Czekająca na podpis prezydenta ustawa zmienia m.in. przepisy ustaw o podatku dochodowym od osób fizycznych i prawnych. Nowelizacja ma wejść w życie 1 stycznia 2006 r. Wolne od podatku mają być dochody podatników prowadzących osobiście lub w formie spółki klub sportowy w części przeznaczonej na szkolenie i współzawodnictwo sportowe dzieci i młodzieży. Z podobnego rozwiązania będą korzystać kluby sportowe rozliczające podatek dochodowy od osób prawnych.

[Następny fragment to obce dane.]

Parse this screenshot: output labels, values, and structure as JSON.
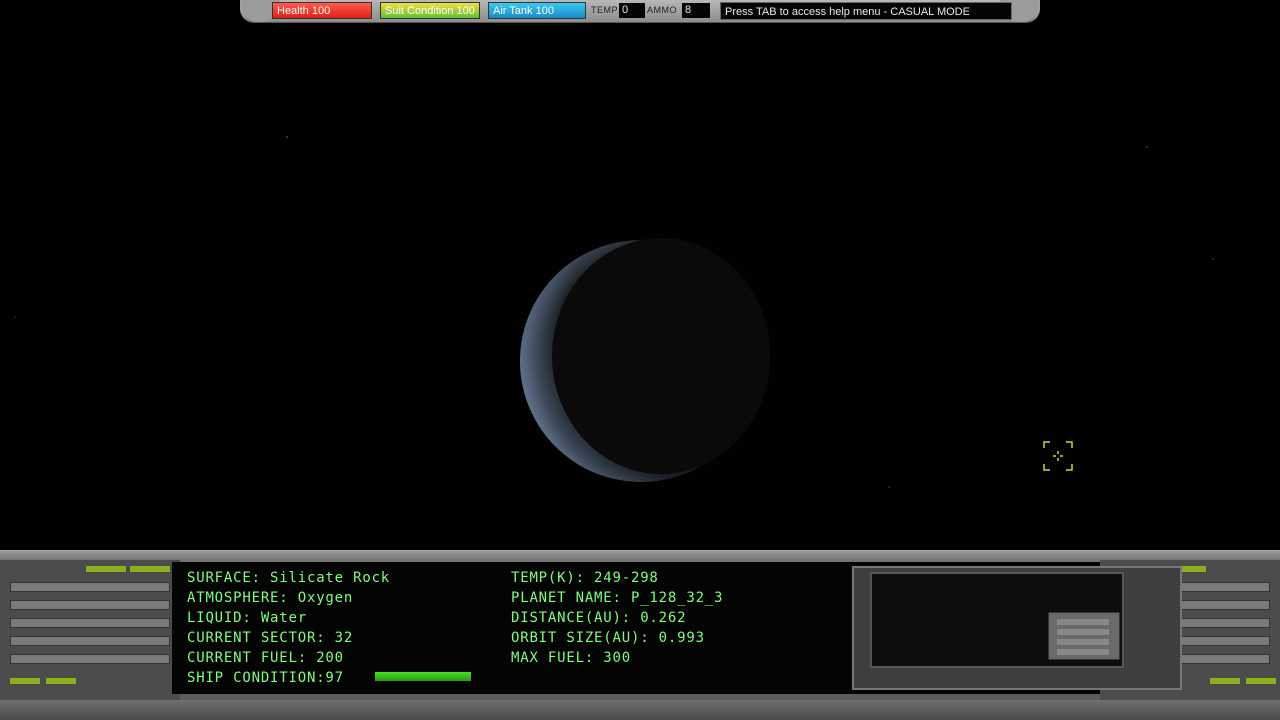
{
  "top_hud": {
    "health_label": "Health 100",
    "suit_label": "Suit Condition 100",
    "air_label": "Air Tank 100",
    "temp_label": "TEMP",
    "temp_value": "0",
    "ammo_label": "AMMO",
    "ammo_value": "8",
    "message": "Press TAB to access help menu - CASUAL MODE"
  },
  "planet_info": {
    "surface": "SURFACE: Silicate Rock",
    "atmosphere": "ATMOSPHERE: Oxygen",
    "liquid": "LIQUID: Water",
    "current_sector": "CURRENT SECTOR: 32",
    "current_fuel": "CURRENT FUEL: 200",
    "ship_condition": "SHIP CONDITION:97",
    "temp_k": "TEMP(K): 249-298",
    "planet_name": "PLANET NAME: P_128_32_3",
    "distance": "DISTANCE(AU): 0.262",
    "orbit_size": "ORBIT SIZE(AU): 0.993",
    "max_fuel": "MAX FUEL: 300"
  },
  "ship_condition_fraction": 0.97,
  "colors": {
    "info_text": "#7dff7a",
    "health": "#e0201a",
    "suit": "#c8d830",
    "air": "#1a8ac8",
    "reticle": "#c8d84a"
  },
  "icons": {
    "reticle": "crosshair-reticle-icon"
  }
}
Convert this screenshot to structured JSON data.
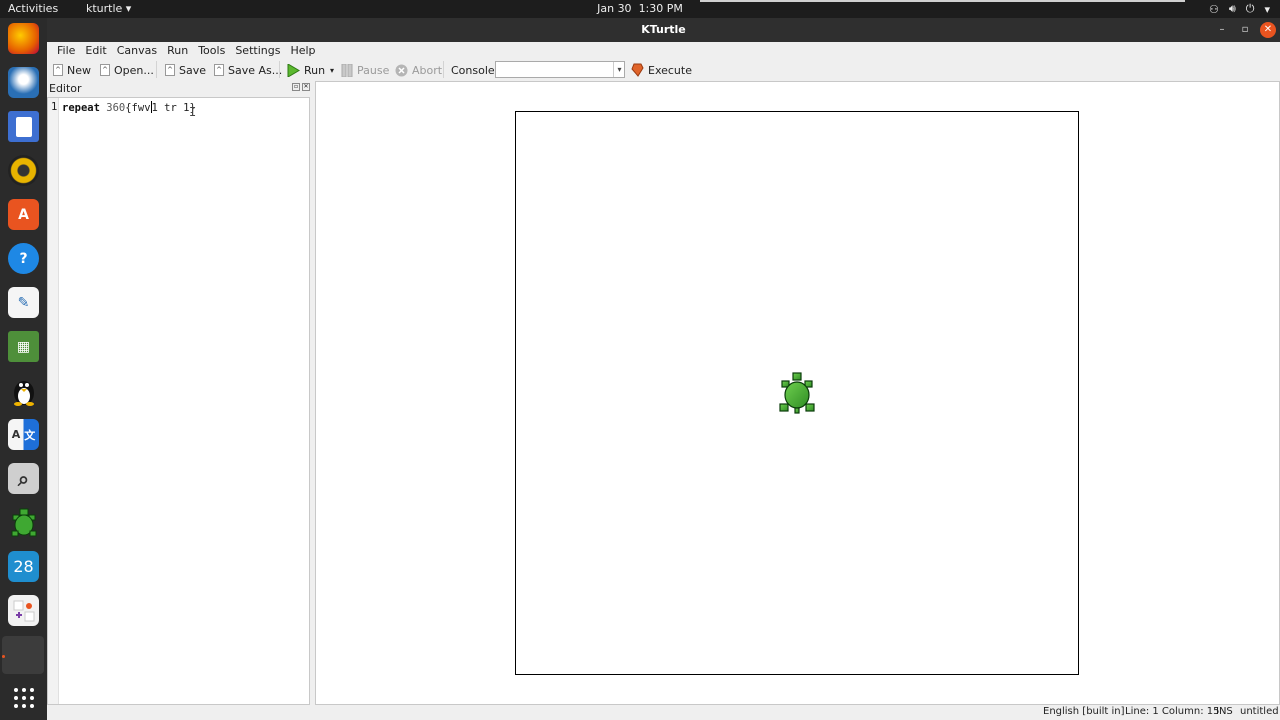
{
  "topbar": {
    "activities": "Activities",
    "app_menu": "kturtle ▾",
    "date": "Jan 30",
    "time": "1:30 PM"
  },
  "dock": {
    "apps": [
      {
        "name": "firefox-icon",
        "glyph": "",
        "color": "#e66000"
      },
      {
        "name": "thunderbird-icon",
        "glyph": "",
        "color": "#2a6fb5"
      },
      {
        "name": "files-icon",
        "glyph": "",
        "color": "#3d6fd1"
      },
      {
        "name": "rhythmbox-icon",
        "glyph": "",
        "color": "#e8b400"
      },
      {
        "name": "software-icon",
        "glyph": "A",
        "color": "#e95420"
      },
      {
        "name": "help-icon",
        "glyph": "?",
        "color": "#1e88e5"
      },
      {
        "name": "text-editor-icon",
        "glyph": "✎",
        "color": "#f5f5f5"
      },
      {
        "name": "calculator-icon",
        "glyph": "▦",
        "color": "#4e8f3a"
      },
      {
        "name": "tux-icon",
        "glyph": "",
        "color": "#2b2b2b"
      },
      {
        "name": "translate-icon",
        "glyph": "A文",
        "color": "#1e6fd9"
      },
      {
        "name": "magnifier-icon",
        "glyph": "⌕",
        "color": "#cfcfcf"
      },
      {
        "name": "kturtle-icon",
        "glyph": "",
        "color": "#2b2b2b"
      },
      {
        "name": "calendar-icon",
        "glyph": "28",
        "color": "#1f8ecf"
      },
      {
        "name": "games-icon",
        "glyph": "",
        "color": "#f2f2f2"
      }
    ],
    "show_apps_glyph": "⋮⋮⋮"
  },
  "window": {
    "title": "KTurtle"
  },
  "menubar": {
    "file": "File",
    "edit": "Edit",
    "canvas": "Canvas",
    "run": "Run",
    "tools": "Tools",
    "settings": "Settings",
    "help": "Help"
  },
  "toolbar": {
    "new": "New",
    "open": "Open...",
    "save": "Save",
    "save_as": "Save As...",
    "run": "Run",
    "pause": "Pause",
    "abort": "Abort",
    "console_label": "Console:",
    "console_value": "",
    "execute": "Execute"
  },
  "editor": {
    "header": "Editor",
    "line_number": "1",
    "code_keyword": "repeat",
    "code_number": " 360",
    "code_before_cursor": "{fwv",
    "code_after_cursor": "1 tr 1}"
  },
  "statusbar": {
    "language": "English [built in]",
    "position": "Line: 1 Column: 15",
    "mode": "INS",
    "file": "untitled"
  },
  "colors": {
    "turtle_green": "#3fa832",
    "ubuntu_orange": "#e95420"
  }
}
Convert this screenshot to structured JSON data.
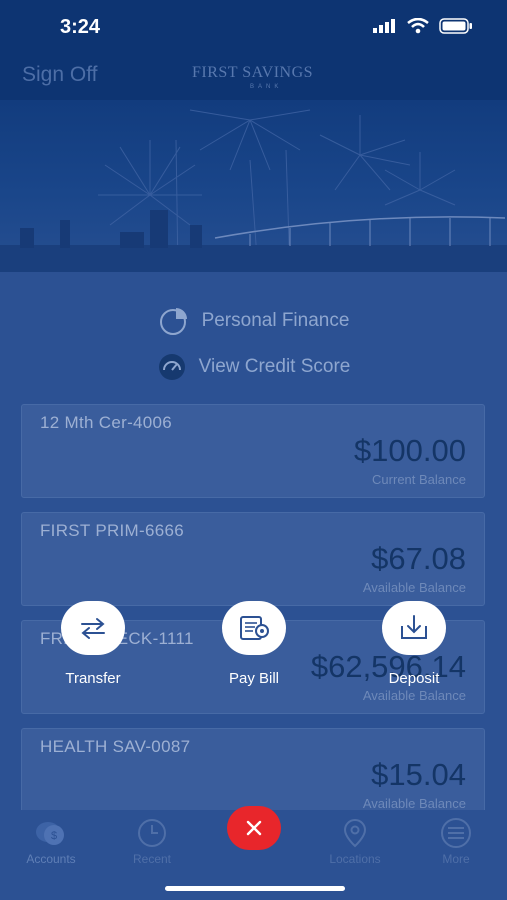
{
  "status": {
    "time": "3:24"
  },
  "nav": {
    "signoff": "Sign Off",
    "brand_main": "FIRST SAVINGS",
    "brand_sub": "BANK"
  },
  "links": [
    {
      "label": "Personal Finance",
      "icon": "pie-chart-icon"
    },
    {
      "label": "View Credit Score",
      "icon": "gauge-icon"
    }
  ],
  "accounts": [
    {
      "name": "12 Mth Cer-4006",
      "amount": "$100.00",
      "balance_label": "Current Balance"
    },
    {
      "name": "FIRST PRIM-6666",
      "amount": "$67.08",
      "balance_label": "Available Balance"
    },
    {
      "name": "FREE CHECK-1111",
      "amount": "$62,596.14",
      "balance_label": "Available Balance"
    },
    {
      "name": "HEALTH SAV-0087",
      "amount": "$15.04",
      "balance_label": "Available Balance"
    }
  ],
  "actions": [
    {
      "label": "Transfer",
      "icon": "transfer-arrows-icon"
    },
    {
      "label": "Pay Bill",
      "icon": "bill-icon"
    },
    {
      "label": "Deposit",
      "icon": "deposit-icon"
    }
  ],
  "tabs": [
    {
      "label": "Accounts",
      "icon": "accounts-icon"
    },
    {
      "label": "Recent",
      "icon": "clock-icon"
    },
    {
      "label": "Locations",
      "icon": "location-pin-icon"
    },
    {
      "label": "More",
      "icon": "menu-icon"
    }
  ],
  "colors": {
    "primary": "#0d3472",
    "background": "#2c5193",
    "close_button": "#e8262b"
  }
}
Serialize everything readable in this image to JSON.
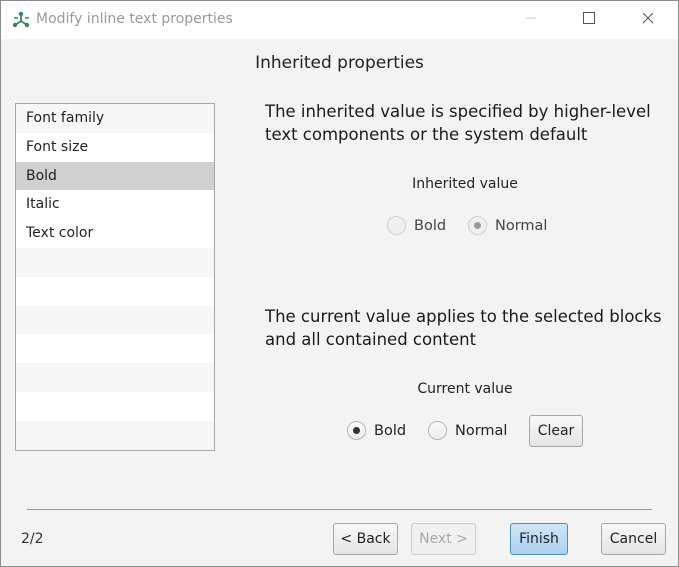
{
  "window": {
    "title": "Modify inline text properties"
  },
  "header": {
    "title": "Inherited properties"
  },
  "property_list": {
    "items": [
      {
        "label": "Font family",
        "selected": false
      },
      {
        "label": "Font size",
        "selected": false
      },
      {
        "label": "Bold",
        "selected": true
      },
      {
        "label": "Italic",
        "selected": false
      },
      {
        "label": "Text color",
        "selected": false
      }
    ]
  },
  "inherited": {
    "description": "The inherited value is specified by higher-level text components or the system default",
    "group_label": "Inherited value",
    "options": [
      {
        "label": "Bold",
        "checked": false
      },
      {
        "label": "Normal",
        "checked": true
      }
    ]
  },
  "current": {
    "description": "The current value applies to the selected blocks and all contained content",
    "group_label": "Current value",
    "options": [
      {
        "label": "Bold",
        "checked": true
      },
      {
        "label": "Normal",
        "checked": false
      }
    ],
    "clear_label": "Clear"
  },
  "footer": {
    "page_count": "2/2",
    "back_label": "< Back",
    "next_label": "Next >",
    "finish_label": "Finish",
    "cancel_label": "Cancel"
  },
  "colors": {
    "accent": "#2e8b57",
    "selected_row": "#d0d0d0",
    "primary_button": "#a9d1ef"
  }
}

Ale zdaniem Senatu ulg powinno być więcej. Do ustawy dodano więc kolejne, zgłoszone przez członków klubu SLD-UP „Lewica Razem”. Od podstawy opodatkowania będzie można odliczyć wydatki, nie więcej jednak niż do 10 proc. dochodu, poniesione na działalność klubów sportowych mających osobowość prawną i licencję sportową, skupiających co najmniej 50 zawodników, w tym 30 juniorów. W ten sposób Senat chce zachęcić sponsorów do wspierania klubów sportowych.
Rząd sprzeciwiał się przyjęciu poprawek, a dziś nie pozostawia na nich suchej nitki. Nie wiadomo, ile będą kosztować budżet państwa. Wiceminister finansów Jarosław Neneman obawia się, że ulgi na sport mogą zostać wykorzystane podobnie, jak w latach 90. przepisy pozwalające na fikcyjne darowizny, które stały się zmorą fiskusa. – Skala patologii pewnie nie będzie tak duża jak wtedy, jednak może się ujawnić – mówi J. Neneman.
Zwraca uwagę, że poprawki nie wprowadziły żadnych wymogów dokumentowania wydatków podlegających uldze. Podatnicy szybko się zorientują, jaki prezent mogą dostać od fiskusa.
– Tylko czekać, aż osoby o wysokich dochodach zaczną odliczać drogie wyjazdy, np. na obozy tenisowe – prognozuje minister.
Na razie resort nie jest w stanie przewidzieć, w jakiej wysokości wydatki zostaną odliczone przez podatników.
Adwokat Jacek Reps nie ma wątpliwości, iż z brzmienia senackich poprawek wynika jasno, że każdy wydatek poniesiony na działalność klubu podlega odliczeniu.
– Użyte w przepisie słowo „wydatek” wiąże się z tzw. ekwiwalentnością świadczenia. To oznacza, że – w przeciwieństwie do darowizny – osoba wydająca pieniądze ma prawo oczekiwać od klubu czegoś w zamian – tłumaczy mecenas Reps.
A więc od podstawy opodatkowania będzie można odliczyć także bilety na imprezy sportowe, np. mecze piłkarskie. – Te poprawki świadczą o poziomie legislacji – kwituje adwokat Reps.
Nie wiadomo, jak długo utrzymają się dodane przez Senat ulgi. Z orzecznictwa Trybunału Konstytucyjnego wynika, że Senat nie może wprowadzać przepisów wykraczających poza meritum ustawy. Niestety, w tym przypadku właśnie tak się stało.